The series is based on Tom Wolfe's influential 1979 book, which dug deep into the origins of the United States space program and, for the first time, gave Americans an in-depth read on the astronauts in the Mercury 7 program and the wives who supported them.

Real life was more complicated than the fairy-tale version that ran in Life Magazine, and Wolfe's book caused a minor earthquake as it topped the bestseller charts and won a National Book Award.

One of the book's big revelations was that NASA scientists didn't appreciate the skills and self-respect of their astronauts. The Mercury 7 crew members fought every step of the way for more input, control of spacecraft and basic safety measures.

We've got a clip from episode two of the series, the moment when the men arrive at their training facility and realize just how little the engineers understand their talents and skills.

"The Right Stuff" television series has the luxury of time. The Oscar-nominated 1983 movie based on the book had to cram the story into 192 minutes, while the series has eight episodes that will at least double that running time.

The show eliminates the book's deep background on the culture of test pilots and the mechanics of the military's competing programs to focus exclusively on the selection, training and missions of Mercury 7. That means no Chuck Yeager but gives the show an opportunity to flesh out the women and dig deeper into the astronauts' marriages.

Produced by Leonardo DiCaprio and Jennifer Davisson's Appian Way Productions (which also made the History Channel's "Grant" series earlier this year), the show devoted a lot of attention and money to getting the period look right.

"The Right Stuff" was created by executive producer Mark Lafferty.
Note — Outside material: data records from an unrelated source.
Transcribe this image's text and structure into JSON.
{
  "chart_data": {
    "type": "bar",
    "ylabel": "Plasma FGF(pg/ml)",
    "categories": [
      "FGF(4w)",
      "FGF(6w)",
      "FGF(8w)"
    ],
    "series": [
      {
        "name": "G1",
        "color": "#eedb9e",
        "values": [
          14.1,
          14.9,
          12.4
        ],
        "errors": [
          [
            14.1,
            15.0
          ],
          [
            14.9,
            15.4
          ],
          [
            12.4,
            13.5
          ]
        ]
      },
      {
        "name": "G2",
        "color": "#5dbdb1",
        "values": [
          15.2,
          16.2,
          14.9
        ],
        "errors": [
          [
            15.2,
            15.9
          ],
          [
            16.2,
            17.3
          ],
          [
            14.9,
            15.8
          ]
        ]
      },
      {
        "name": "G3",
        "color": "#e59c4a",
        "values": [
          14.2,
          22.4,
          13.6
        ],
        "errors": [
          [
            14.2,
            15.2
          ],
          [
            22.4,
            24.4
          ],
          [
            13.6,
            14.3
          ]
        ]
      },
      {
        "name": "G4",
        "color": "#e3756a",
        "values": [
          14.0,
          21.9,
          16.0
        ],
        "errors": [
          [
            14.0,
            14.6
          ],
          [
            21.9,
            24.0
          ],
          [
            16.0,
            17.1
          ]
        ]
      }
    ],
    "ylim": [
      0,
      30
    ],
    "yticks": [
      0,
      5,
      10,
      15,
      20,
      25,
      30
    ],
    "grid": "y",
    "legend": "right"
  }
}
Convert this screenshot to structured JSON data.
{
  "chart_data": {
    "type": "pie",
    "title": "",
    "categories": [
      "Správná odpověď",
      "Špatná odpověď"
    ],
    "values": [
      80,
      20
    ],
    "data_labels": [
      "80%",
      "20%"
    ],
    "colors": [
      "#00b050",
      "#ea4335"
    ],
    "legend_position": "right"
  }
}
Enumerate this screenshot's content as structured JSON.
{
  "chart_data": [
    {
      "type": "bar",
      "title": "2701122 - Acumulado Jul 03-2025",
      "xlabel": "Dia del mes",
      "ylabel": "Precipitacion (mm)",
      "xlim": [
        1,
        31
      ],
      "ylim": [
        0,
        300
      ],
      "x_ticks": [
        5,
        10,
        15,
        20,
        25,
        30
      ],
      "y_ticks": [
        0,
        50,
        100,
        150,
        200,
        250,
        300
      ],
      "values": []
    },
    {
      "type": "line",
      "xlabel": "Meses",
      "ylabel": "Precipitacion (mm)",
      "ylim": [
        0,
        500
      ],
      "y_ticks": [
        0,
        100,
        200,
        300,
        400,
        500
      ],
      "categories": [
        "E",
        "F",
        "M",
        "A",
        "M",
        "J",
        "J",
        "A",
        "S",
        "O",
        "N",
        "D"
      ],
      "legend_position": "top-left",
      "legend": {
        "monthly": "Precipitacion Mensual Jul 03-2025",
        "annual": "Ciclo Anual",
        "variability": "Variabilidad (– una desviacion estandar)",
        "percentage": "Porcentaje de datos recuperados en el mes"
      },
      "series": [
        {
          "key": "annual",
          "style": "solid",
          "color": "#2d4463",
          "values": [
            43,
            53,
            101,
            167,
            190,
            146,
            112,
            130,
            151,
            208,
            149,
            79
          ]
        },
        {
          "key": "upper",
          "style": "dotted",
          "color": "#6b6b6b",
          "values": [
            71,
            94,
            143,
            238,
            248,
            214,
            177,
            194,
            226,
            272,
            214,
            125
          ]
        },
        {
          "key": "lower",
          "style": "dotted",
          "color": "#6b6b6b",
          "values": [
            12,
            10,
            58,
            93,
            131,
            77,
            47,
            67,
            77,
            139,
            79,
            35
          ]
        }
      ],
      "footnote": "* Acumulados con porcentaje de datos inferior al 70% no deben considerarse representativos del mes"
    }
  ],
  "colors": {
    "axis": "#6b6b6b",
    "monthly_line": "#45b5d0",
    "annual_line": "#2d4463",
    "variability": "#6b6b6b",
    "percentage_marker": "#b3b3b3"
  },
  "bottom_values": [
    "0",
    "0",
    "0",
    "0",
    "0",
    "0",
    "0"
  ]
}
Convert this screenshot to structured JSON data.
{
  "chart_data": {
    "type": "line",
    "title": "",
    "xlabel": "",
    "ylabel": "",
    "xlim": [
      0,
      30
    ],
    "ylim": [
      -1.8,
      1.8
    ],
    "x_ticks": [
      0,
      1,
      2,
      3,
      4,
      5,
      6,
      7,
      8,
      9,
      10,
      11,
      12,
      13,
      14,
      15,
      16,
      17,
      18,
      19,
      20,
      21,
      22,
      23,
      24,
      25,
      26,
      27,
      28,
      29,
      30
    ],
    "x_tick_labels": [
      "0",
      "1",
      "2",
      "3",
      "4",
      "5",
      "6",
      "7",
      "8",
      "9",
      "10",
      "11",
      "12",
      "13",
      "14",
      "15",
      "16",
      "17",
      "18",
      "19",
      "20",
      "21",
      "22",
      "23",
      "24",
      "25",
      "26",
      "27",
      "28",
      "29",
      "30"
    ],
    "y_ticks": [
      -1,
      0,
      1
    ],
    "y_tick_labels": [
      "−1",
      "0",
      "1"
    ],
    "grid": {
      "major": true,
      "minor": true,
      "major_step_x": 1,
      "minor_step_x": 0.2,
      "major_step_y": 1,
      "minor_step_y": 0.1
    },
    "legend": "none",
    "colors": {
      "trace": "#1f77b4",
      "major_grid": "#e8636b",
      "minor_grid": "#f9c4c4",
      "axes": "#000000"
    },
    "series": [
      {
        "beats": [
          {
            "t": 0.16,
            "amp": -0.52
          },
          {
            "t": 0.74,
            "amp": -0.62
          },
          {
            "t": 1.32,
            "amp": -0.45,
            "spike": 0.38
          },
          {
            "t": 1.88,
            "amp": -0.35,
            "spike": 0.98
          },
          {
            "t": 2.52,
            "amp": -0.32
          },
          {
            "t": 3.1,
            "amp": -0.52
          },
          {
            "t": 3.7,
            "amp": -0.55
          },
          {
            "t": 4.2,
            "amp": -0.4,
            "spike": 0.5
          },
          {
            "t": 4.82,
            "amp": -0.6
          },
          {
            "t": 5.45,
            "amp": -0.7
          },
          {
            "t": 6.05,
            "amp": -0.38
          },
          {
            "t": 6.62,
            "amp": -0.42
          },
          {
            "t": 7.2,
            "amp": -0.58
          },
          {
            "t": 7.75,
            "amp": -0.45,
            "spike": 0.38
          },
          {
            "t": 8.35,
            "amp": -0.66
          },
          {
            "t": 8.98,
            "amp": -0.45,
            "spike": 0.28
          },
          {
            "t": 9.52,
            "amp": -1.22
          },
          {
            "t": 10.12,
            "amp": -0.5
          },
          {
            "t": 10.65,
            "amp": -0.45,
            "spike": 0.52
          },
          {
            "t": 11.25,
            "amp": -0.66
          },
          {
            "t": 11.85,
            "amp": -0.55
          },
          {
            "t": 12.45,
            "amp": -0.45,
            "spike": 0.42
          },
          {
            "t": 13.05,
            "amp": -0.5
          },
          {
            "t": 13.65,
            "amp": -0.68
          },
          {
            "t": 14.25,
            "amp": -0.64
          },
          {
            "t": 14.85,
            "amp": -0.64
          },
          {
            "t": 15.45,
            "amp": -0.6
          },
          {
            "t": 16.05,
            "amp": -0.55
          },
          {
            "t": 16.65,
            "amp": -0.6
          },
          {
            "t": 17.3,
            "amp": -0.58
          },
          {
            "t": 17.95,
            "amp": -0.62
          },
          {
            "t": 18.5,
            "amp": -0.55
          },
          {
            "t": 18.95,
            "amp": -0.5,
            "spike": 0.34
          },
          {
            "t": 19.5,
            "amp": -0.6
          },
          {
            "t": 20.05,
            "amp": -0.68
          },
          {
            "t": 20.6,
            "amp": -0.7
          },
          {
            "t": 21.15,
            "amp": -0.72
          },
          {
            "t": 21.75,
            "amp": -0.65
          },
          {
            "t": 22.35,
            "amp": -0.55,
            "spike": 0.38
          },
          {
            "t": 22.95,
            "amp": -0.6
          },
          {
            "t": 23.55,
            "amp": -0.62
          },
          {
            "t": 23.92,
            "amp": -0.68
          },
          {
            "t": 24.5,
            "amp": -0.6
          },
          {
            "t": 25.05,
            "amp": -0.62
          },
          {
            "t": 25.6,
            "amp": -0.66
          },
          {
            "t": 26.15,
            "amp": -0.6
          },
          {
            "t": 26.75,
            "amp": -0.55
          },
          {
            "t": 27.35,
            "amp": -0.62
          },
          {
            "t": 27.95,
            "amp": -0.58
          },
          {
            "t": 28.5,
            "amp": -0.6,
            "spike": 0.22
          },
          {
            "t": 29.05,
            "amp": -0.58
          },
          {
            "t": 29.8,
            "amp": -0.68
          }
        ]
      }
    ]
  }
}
His experience on "Halt and Catch Fire," the underrated series about the computer revolution, and "Manhattan," the equally underrated drama about the development of the atomic bomb, suggests that he's most interested in the personal interactions of brilliant people in high-stakes situations.

Disney+ made "The Right Stuff" to focus more on the human element. There are plenty of other places to read and learn in detail about the engineering challenges that NASA overcame during the space race. This time, the focus is on the men and their families.